My knees dissolved. He fit one elbow behind my legs, scooping me into his arms, and pressed his forehead to mine.

“You told me a story once about a fantasy that started this way.” He turned for the bedroom.

“I have about a thousand fantasies that start this way.” Wow, my censor switch had flipped clean over to “off.”

“Pick one.” He covered my mouth with his.

Oh. My. God.

I opened my eyes when I felt the soft chill of my down comforter against my back. Joey leaned over me, both elbows locked, triceps standing out under the cotton of his shirt.

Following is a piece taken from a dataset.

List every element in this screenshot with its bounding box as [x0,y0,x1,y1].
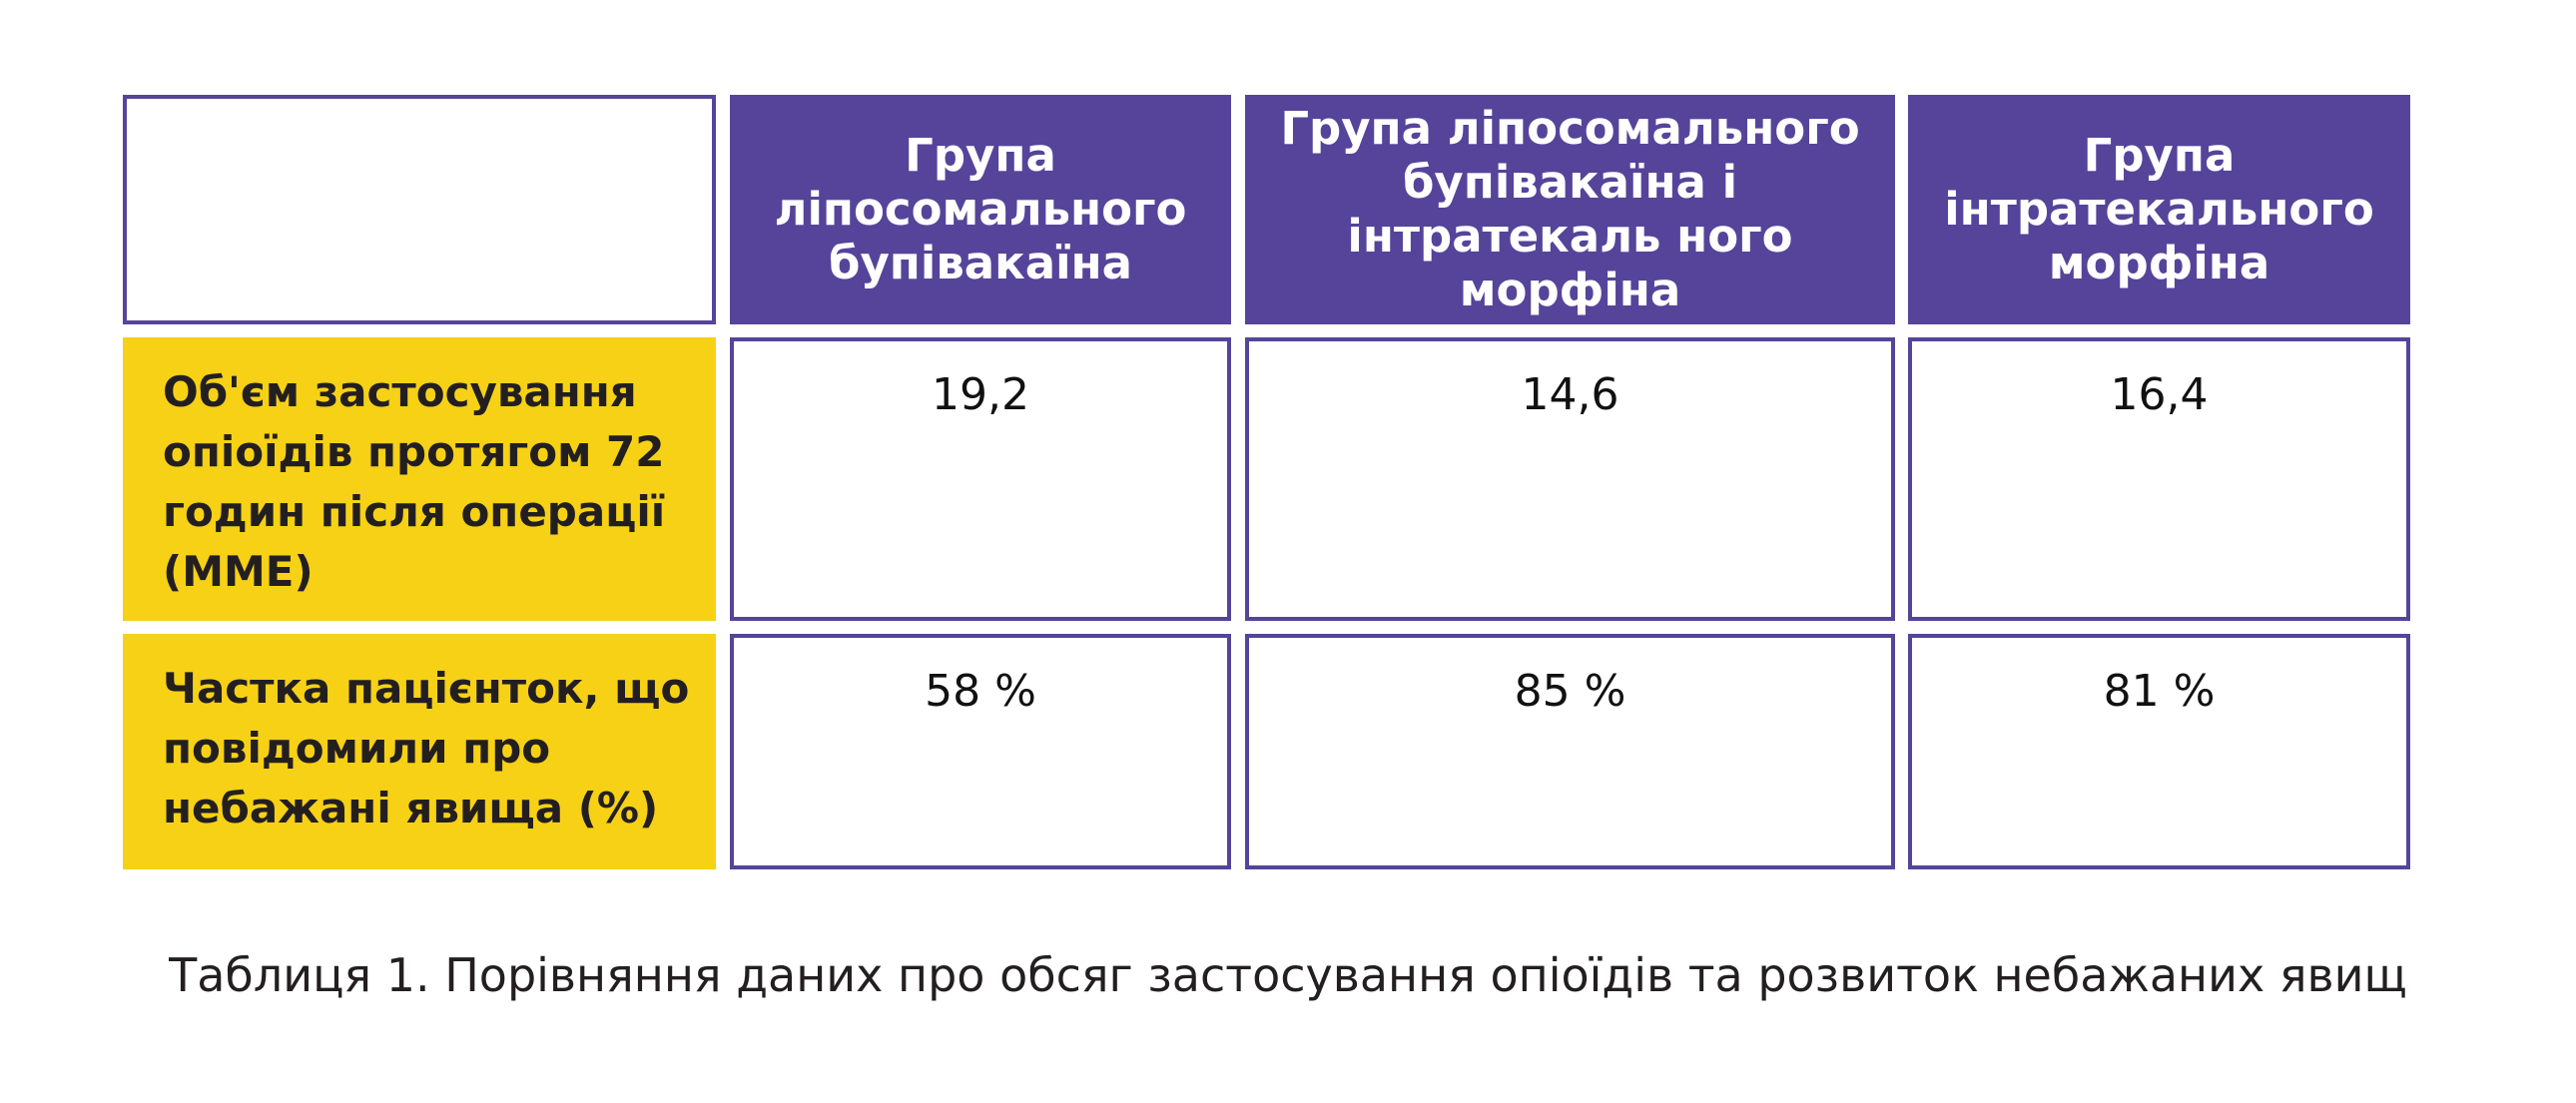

“You are so beautiful,” he said with such a serious face I had no reply, save for a nod and a whispered “back at you.”

He smiled, and I pushed the spaghetti strap of my sundress off one shoulder. “You waiting for more of an invitation? Because I'm fresh out of stationery.”

Shaking his head slowly, he lowered himself next to me. My heart threatened to slam right through my ribcage. He smiled, tracing my cheekbone with a feather touch. “I believe this is all the invitation I need.”

And then he kissed me. Everywhere. I never knew a human being could withstand that much electricity and not go into heart failure. Somewhere in there, all the clothes came off, flung to the corners of the room.

Propping himself on one elbow, Joey stared into my eyes like he could see into my heart. Maybe he could. Nothing registered except the heat radiating from his skin, and how badly I wanted him.

“What are we getting ourselves into?” He brushed my hair out of my face. The way the muscles in his shoulders flexed with the simple motion was all it took to speed my breath again.

“Let's figure that out tomorrow.” I pushed myself up and kissed him, pulling him back down with me.

He never broke eye contact.

Fireworks flashed. Bells rang. A choir sang. Maybe just in my head, but I couldn't swear to it.

Lying next to him later, our arms and legs braided easily together, I ran my fingers over his chiseled chest. I wanted to say something, but words—for possibly the first time in my nearly thirty years—failed me.